What is coming now is the realization that your sister was jealous, very jealous of you and her need to control was her way to limit you. You feel the same “wanting to limit you” energy in this friend. As a child, your autonomy was being threatened and this present day threat resonates with that memory. Your body relaxes with this knowledge and you feel a shift to your chest. As you stay with your experience and open to what it is freshly telling you, you feel a warmth for both of these women but also a knowing that their lack of self confidence can result in them acting invasive and hurtful to you. You now take some time to paint yourself, as you would like to be in their presence with clear boundaries. You explain that to be with them, you need to stay aware of their neediness around you and their tendency to want to control you when they feel jealous. You feel that this is a good place to end and you finish the session by adding some final marks to your painting. 

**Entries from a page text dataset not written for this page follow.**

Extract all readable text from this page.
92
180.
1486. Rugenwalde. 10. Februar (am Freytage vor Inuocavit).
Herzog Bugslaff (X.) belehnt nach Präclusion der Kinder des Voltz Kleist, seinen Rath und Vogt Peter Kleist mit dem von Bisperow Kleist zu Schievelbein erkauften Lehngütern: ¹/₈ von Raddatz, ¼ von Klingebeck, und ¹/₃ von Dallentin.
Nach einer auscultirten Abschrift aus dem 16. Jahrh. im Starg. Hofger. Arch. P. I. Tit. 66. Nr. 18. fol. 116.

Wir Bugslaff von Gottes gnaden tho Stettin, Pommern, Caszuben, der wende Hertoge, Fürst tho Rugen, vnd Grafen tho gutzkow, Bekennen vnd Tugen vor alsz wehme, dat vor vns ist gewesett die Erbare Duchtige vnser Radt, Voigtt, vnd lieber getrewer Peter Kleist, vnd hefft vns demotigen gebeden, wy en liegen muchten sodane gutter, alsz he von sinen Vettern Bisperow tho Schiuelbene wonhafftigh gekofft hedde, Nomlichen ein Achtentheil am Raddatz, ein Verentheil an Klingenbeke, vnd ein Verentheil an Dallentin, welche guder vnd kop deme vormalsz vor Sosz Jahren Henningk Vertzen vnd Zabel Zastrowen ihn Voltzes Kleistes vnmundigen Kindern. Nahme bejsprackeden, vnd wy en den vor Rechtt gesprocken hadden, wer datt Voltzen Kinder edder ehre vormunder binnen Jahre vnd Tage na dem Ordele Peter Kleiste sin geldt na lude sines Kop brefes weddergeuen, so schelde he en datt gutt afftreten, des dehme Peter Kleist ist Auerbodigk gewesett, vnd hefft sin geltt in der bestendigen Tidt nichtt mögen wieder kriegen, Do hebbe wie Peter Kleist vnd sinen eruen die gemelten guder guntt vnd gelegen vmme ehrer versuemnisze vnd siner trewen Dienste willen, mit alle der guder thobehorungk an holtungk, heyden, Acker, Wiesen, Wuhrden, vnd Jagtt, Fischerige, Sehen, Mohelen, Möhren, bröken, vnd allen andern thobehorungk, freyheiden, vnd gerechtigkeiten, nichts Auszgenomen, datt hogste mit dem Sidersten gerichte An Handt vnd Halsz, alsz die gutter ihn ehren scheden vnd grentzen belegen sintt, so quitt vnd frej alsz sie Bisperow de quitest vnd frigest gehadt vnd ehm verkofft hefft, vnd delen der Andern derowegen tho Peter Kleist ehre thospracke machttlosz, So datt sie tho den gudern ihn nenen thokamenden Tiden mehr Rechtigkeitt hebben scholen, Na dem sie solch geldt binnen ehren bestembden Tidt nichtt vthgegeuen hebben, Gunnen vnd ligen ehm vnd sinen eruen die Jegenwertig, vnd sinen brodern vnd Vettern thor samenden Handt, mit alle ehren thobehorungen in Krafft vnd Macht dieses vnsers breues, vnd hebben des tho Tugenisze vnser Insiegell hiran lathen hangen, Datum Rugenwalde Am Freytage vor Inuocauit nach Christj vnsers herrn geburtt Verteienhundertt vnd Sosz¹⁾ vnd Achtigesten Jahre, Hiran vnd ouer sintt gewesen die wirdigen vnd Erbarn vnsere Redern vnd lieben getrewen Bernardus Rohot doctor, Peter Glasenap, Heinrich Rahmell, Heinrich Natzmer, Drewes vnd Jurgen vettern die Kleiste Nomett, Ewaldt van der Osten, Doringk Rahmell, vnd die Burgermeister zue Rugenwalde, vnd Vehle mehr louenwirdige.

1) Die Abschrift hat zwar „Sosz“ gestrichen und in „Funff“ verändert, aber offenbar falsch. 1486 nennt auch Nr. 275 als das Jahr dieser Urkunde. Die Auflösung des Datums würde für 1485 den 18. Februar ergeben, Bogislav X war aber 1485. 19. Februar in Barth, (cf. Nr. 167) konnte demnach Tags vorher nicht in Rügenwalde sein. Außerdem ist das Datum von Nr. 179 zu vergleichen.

Creativity is being flexible, divergent, original, free, and fluid. When you are grounded in creativity, you move in a healthy, holistic way to experience the insights, new ideas or feelings that you are wanting in your life.  A creative person asks ‘what if’, improvises, challenges, enjoys risk taking, and engages in artistic improvisation. Why not use these traits to change your life?
As you befriend the creative process, you gain the ability to tolerate ambiguous circumstances because you start to realize that within the ambiguity is often the new idea or insight that will free you from an old way of being or thinking. You learn to trust your instincts and body sensations because they anchor you and guide you to what you need to pay attention to. And you start noting the overlooked details of your lived experience because they give you fresh new material to work with in the recreation of the self. So we can apply the same characteristics of creative thinking that help create an art piece, to recreating or working with self-creation. This is the gift of using the creative process in therapy.
Art Therapy is using the creative process to create the self and life that you desire. What could be more fun than that?

{ written by karen wallace }


  1. Karen, thank you so much for writing this post for the series! I really appreciate your insight into creativity and art.

  2. I have heard about this for children, but never thought about it for adults. What a wonderful way to help people discover what is going on within them! Thanks for sharing.

  3. Creativity turns something on in our brain; dancing, singing, painting, even doodling. Its a great place to loose yourself so much that you finally find yourself. Sometimes you need that quiet in your brain to allow you to hear how you really feel. What a fantastic job you have, thank you for sharing your experience and much luck for continued success in your practice and in the lives of those it helps xx


  4. Thank you Ladaisi for interviewing me. Courtney, art therapy works for all kinds of people, thanks for your comment. Nicki, yes we can all benefit from our own creativity and seeing other create. Hugs Karen

  5. Hello! Just stopped by to read this interview by Karen. What a great interview and a wonderful peek into her art therapy process

    I'm going to peek around here now! =-)

  6. there is no where in my good size town that has art therapy and it makes me sad

  7. Wow, I really enjoyed reading this. What a wonderful, constructive way to use our creativity - to become more whole, fully alive, confident and empathetic people! Thanks so much for sharing!

  8. I would love to do this. Karen, do you make trips to Seattle? ;]

    It seems like a very practical way for people to think differently and process things... I love it!